Like Joan of Arc, Brigitte and Ginger are smart teenage girls who have somehow avoided the onset of menstruation. The autumn night that 16–year–old Ginger finally gets her period, she ends up doubly cursed by being attacked and mauled by a werewolf. Soon Ginger finds disturbingly coarse hairs sprouting on her body, has trouble stuffing her emerging tail into her underwear, and develops a sexual energy that gives every misogynist big man on campus a hard–on.
Meanwhile, slouchy, insecure Brigitte starts feeling complex emotions. Jealous, abandoned, worried about the only person in the world she cares about, she warns Ginger: “Something is wrong, like more than you being just female.” Pressured into becoming stronger and more assured, Brigitte gets protective, then tries to save her sister from destroying herself without help from their ineffectual baby boomer parents.
When Ginger turns from horny to hyperviolent, Brigitte’s last hope is Sam, a handsome dope dealer with expertise in biology and lycanthropy. Dracula’s Dr. Van Helsing crossed with the Wolf Man’s gypsy–wise woman, Sam finds a cure for Ginger. Tragically, he’s too late. In a blood–soaked finale, Brigitte, now also infected by the werewolf bug, confronts her sister, who has fully transformed into a howling monster devoid of all human feeling.
A sophisticated attempt at grafting teen angst onto awerewolf tale, Ginger Snaps shows off plenty of mood, spirit and shrewd intelligence. Among other themes, the movie covers female puberty, male tyranny, sibling rivalry and lousy parenting. As confused, angry, self-destructive teens, Brigitte and Ginger (vividly incarnated by Emily Perkins and Katharine Isabelle), join a long line of fictional misfits extending back to Holden Caulfield and the protagonists of Rebel without a Cause.
The tightly bonded sisters suffer terminal alienation because they see things for what they are: the high school they attend is a “total hormonal toilet”; most of the adults around them are hypocrites and fools. Their own mother (Mimi Rogers in a startling performance) is a clueless flake who masks her irresponsibility behind parenting–for–dummies clichés, gleefully inflicting her well–meaning crap at the drop of a hat.

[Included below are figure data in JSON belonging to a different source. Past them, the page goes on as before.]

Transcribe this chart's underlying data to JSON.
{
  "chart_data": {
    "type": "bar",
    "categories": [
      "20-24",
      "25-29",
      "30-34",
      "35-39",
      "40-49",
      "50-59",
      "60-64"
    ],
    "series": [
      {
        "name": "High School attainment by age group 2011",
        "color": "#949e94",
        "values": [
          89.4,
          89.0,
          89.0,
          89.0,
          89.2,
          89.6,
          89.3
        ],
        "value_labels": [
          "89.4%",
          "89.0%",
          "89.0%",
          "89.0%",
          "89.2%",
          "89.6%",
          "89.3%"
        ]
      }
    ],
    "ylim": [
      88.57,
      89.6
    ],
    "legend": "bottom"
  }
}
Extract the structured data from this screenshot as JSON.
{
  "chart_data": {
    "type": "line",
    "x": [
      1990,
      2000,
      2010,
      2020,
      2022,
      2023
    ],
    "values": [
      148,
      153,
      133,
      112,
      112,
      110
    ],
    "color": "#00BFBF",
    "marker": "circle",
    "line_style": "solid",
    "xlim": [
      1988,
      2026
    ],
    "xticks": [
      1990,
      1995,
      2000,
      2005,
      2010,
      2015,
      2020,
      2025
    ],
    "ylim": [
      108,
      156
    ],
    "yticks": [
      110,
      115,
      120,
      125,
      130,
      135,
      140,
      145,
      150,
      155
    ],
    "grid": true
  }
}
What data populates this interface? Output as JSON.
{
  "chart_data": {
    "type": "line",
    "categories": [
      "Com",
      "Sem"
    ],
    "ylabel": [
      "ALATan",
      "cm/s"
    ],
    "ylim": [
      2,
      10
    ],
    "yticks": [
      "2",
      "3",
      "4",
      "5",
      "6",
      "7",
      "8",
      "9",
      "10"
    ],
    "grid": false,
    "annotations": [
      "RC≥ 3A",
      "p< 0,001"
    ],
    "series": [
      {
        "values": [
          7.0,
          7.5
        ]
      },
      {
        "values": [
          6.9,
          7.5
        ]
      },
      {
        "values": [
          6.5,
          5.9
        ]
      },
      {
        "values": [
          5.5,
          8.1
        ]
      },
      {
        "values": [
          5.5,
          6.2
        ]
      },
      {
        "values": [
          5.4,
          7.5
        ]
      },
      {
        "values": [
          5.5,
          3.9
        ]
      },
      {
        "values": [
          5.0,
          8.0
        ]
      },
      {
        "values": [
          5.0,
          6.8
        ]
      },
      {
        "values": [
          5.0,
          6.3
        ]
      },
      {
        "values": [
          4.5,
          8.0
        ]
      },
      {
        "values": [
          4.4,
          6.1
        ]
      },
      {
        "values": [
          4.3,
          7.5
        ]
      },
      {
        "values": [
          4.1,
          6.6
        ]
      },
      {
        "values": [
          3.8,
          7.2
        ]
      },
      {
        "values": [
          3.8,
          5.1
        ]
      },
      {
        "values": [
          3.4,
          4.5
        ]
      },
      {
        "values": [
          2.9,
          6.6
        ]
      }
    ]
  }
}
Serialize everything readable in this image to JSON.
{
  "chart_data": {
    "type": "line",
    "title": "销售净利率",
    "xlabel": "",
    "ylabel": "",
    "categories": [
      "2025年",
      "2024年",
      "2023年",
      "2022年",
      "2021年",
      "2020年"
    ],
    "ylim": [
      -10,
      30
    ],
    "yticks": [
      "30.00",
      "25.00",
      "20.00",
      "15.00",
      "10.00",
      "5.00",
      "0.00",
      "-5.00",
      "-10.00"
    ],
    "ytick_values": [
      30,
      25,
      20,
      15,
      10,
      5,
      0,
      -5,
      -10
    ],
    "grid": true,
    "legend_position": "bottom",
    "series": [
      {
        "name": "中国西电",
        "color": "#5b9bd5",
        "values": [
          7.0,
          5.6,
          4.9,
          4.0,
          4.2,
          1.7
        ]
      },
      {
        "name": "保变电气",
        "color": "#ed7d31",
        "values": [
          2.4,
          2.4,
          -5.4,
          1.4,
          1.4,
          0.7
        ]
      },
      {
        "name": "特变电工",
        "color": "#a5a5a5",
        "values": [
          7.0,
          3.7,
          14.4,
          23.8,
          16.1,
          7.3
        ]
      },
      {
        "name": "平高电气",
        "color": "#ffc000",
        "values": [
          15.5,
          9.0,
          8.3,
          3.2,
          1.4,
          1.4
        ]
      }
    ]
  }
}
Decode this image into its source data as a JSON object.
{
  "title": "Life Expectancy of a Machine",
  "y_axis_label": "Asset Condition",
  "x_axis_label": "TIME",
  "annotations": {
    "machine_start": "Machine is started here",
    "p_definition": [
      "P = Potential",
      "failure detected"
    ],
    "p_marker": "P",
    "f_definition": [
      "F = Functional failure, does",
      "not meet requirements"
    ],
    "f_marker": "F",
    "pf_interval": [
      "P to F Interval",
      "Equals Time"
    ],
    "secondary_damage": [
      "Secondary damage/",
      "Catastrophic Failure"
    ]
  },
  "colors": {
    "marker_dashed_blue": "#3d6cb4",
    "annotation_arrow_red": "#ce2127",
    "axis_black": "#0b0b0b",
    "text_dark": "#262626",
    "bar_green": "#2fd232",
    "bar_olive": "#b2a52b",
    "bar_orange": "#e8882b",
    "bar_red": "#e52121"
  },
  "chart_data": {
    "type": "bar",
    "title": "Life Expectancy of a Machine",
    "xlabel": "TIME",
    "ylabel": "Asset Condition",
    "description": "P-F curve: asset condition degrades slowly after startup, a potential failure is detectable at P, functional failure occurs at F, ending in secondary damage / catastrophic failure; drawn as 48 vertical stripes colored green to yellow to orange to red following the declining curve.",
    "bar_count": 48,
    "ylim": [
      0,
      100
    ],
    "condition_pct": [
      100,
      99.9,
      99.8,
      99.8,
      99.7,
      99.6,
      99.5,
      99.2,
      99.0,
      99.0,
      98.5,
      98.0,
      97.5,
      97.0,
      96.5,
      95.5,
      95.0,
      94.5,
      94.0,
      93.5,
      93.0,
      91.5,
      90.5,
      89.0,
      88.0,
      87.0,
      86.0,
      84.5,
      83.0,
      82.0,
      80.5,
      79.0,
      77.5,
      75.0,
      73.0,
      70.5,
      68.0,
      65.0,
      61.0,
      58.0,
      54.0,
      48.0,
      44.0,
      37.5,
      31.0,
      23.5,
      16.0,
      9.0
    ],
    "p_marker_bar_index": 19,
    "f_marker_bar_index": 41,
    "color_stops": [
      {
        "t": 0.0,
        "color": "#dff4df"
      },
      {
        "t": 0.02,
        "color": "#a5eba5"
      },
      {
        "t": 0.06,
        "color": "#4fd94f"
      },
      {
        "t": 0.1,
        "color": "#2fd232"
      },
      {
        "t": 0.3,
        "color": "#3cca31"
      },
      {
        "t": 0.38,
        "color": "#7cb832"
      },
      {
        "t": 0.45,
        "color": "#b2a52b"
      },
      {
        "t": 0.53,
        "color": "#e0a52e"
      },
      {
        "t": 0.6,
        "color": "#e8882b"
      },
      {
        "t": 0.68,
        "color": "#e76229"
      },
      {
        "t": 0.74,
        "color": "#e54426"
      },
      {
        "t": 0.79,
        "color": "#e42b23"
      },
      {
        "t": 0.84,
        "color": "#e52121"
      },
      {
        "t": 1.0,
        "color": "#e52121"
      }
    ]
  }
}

Informed by ageless archetypes, director John Fawcett’s and screenwriter Karen Walton’s take on youth revolt also reflects our current vantage point. In 1989’s Heathers, Christian Slater and Winona Ryder seemed cool and sexy as they murdered the soulless bitches who ruled over their hideously conformist high school. Times have changed. During an era of real–life teens who mow down classmates with assault rifles, violent revenge fantasies can seem more sinister than liberating.
Ginger Snaps offers bursts of graveyard humour and revenge–of–the–repressed thrills. Ginger herself enjoys a few moments of heightened sexual pleasure, and she enthusiastically mauls a couple of obnoxious idiots. In the end, however, the film’s treatment of rampaging hormones and unleashed bloodlust veers toward a bleak cautionary tale. Ginger endures so much pain, even Jeff Goldblum in David Cronenberg’s The Fly (an obvious influence) gets more kicks out of being a monster. The movie has a gravity that’s the polar opposite of similarly themed Carrie’s voluptuous lyricism.
Ginger Snaps does not push the tired diatribe that pop culture – Eminem, Buffy the Vampire Slayer, whatever – should be held responsible for weird and terrifying explosions of teen violence. However, the picture implies that fantasies of death and destruction sometimes lurch out of control. Brigitte discovers she has the moral fibre and detached cool to keep her violent ideas in the realm of fantasy. More narcissistic and emotional, Ginger ends up consumed by the horror she used to toy with in her school project.
In his handling of the story, Fawcett prefers suggestive sounds and images, not to mention clever sight gags, over an excess of noise and gross–out effects. (Val Lewton’s and Jacques Tourneur’s Cat People might be another inspiration.) As for Walton s script, it’s tight and convention busting for an era when horror is defined by self–referential slasher flicks like Scream. Rather than being chased by a wisecracking lunatic, the girl is the monster. And Walton’s dialogue deploys a stylized language: part contemporary teen talk, part secret code.
At the film’s heart lies Brigitte’s determination to transcend her ambivalent feelings about her sister and come to Ginger’s rescue. Like The Fly, Ginger Snaps hones in on the anguish of losing somebody you love to a monstrous transformation. As a genre picture, it tried but failed to draw major box office during its theatrical release. Maybe it has so much on its mind, it sometimes forgets to be suspenseful and scary enough to give good, basic horror thrills.